The most recent piece is about the role of anthropology and advocacy. Periodically, on blogs, forums, and in news articles the debate about whether anthropologists can be both scientific and advocates arises. It always struck me as an odd debate since there are advocates in many other disciplines that do not seem to draw the same kinds of questions to their legitimacy as scientists. Economists write books about how to fix the economy, biologists raise money and awareness for the protection of endangered species, and nutritionists give suggestions for how to fix school lunches. So why are anthropologists vilified when they also use their expertise to suggest improvements and changes? I think a lot of it comes down to the fact that anthropology is a hybrid discipline with no clear foot in any arena since in our quest to answer why humans do the things they do we have to draw upon almost every other discipline. That ambiguity leads to methods and arguments that do not always fall squarely in the obviously science realm. And I think our unfortunate past as advocates for racism and colonialism still haunts the discipline. If we stay safely tucked away inside the ivory tower no one can accuse us of slipping back into that.

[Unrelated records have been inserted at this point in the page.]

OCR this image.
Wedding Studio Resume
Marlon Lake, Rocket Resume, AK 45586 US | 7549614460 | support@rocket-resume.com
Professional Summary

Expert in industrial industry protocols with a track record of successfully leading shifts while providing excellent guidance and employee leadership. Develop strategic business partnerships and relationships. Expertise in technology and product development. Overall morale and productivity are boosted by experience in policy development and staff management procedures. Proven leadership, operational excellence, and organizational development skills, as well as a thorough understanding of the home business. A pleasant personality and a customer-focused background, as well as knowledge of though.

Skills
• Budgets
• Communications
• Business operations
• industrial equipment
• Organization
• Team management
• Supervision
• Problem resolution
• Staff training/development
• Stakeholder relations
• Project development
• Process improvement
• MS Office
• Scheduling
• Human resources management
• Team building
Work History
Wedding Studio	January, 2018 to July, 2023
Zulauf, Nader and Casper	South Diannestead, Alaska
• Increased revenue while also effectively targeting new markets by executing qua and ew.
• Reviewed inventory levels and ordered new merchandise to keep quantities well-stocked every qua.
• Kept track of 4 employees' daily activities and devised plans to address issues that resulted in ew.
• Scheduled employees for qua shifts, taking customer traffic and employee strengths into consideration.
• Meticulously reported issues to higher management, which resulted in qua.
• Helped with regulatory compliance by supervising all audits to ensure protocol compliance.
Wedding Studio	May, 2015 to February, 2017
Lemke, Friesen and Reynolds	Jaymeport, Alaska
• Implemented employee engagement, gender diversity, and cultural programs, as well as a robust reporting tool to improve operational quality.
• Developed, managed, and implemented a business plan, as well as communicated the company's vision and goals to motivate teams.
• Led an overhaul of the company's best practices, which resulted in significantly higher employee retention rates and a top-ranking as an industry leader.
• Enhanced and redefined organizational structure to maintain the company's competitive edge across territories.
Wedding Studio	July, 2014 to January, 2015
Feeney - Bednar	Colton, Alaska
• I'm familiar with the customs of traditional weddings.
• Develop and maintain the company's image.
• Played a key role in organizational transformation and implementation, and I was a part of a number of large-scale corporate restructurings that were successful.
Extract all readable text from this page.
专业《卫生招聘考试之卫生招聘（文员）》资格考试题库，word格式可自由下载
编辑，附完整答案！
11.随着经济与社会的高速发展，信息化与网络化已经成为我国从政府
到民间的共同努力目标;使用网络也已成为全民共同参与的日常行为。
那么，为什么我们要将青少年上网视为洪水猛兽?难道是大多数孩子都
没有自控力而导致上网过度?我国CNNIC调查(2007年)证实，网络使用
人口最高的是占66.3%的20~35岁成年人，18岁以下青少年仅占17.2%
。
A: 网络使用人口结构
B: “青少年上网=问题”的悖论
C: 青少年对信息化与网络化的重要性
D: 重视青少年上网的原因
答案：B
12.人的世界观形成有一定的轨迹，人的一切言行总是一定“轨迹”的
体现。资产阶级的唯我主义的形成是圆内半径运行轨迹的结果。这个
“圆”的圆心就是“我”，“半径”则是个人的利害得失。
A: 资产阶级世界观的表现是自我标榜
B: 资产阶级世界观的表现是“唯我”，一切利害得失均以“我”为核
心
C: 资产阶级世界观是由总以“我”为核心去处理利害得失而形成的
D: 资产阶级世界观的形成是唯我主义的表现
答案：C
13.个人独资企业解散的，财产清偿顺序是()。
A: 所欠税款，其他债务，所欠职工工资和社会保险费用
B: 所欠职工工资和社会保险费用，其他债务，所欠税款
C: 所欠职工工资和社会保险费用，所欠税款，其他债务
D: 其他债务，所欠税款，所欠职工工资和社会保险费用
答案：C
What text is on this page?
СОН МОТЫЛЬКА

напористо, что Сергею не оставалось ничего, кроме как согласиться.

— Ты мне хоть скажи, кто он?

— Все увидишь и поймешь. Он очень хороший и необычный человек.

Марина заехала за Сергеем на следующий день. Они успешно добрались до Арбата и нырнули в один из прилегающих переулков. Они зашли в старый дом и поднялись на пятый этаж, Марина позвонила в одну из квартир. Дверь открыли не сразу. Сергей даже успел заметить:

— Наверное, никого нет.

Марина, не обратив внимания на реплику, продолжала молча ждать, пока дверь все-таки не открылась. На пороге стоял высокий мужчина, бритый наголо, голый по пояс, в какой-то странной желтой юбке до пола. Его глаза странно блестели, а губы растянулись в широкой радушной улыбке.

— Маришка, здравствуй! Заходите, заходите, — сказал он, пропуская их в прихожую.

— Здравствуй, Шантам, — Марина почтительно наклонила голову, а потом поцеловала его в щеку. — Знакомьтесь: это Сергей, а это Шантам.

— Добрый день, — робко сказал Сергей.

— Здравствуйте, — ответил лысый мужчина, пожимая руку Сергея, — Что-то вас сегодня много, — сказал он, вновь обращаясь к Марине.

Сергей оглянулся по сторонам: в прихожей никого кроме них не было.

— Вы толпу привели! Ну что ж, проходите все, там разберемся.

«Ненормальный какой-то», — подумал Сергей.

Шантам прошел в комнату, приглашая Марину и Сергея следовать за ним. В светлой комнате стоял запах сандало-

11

However, as the piece points out, anthropologists have been advocates for a long time. A great example they use is that of race. Biological and cultural anthropologists have shown that race is not a biological reality but merely a cultural construct (but it is still a serious cultural reality). Realizing what a heated and problematic issue race still is in our society, the AAA has created some really great and accessible resources to teach the public about it. This doesn't lessen the scientific validity of work anthropologists do. Rather, using genetics, history, and great ethnographic examples they use science to prove a point. I think it powerfully reveals what anthropology is capable of as well. We do not approach issues from just one perspective, but instead employ a range of methods and viewpoints to get a holistic understanding. And if all those viewpoints - genetics, cross-cultural examples, and historical accounts - point to the same thing your argument is much stronger.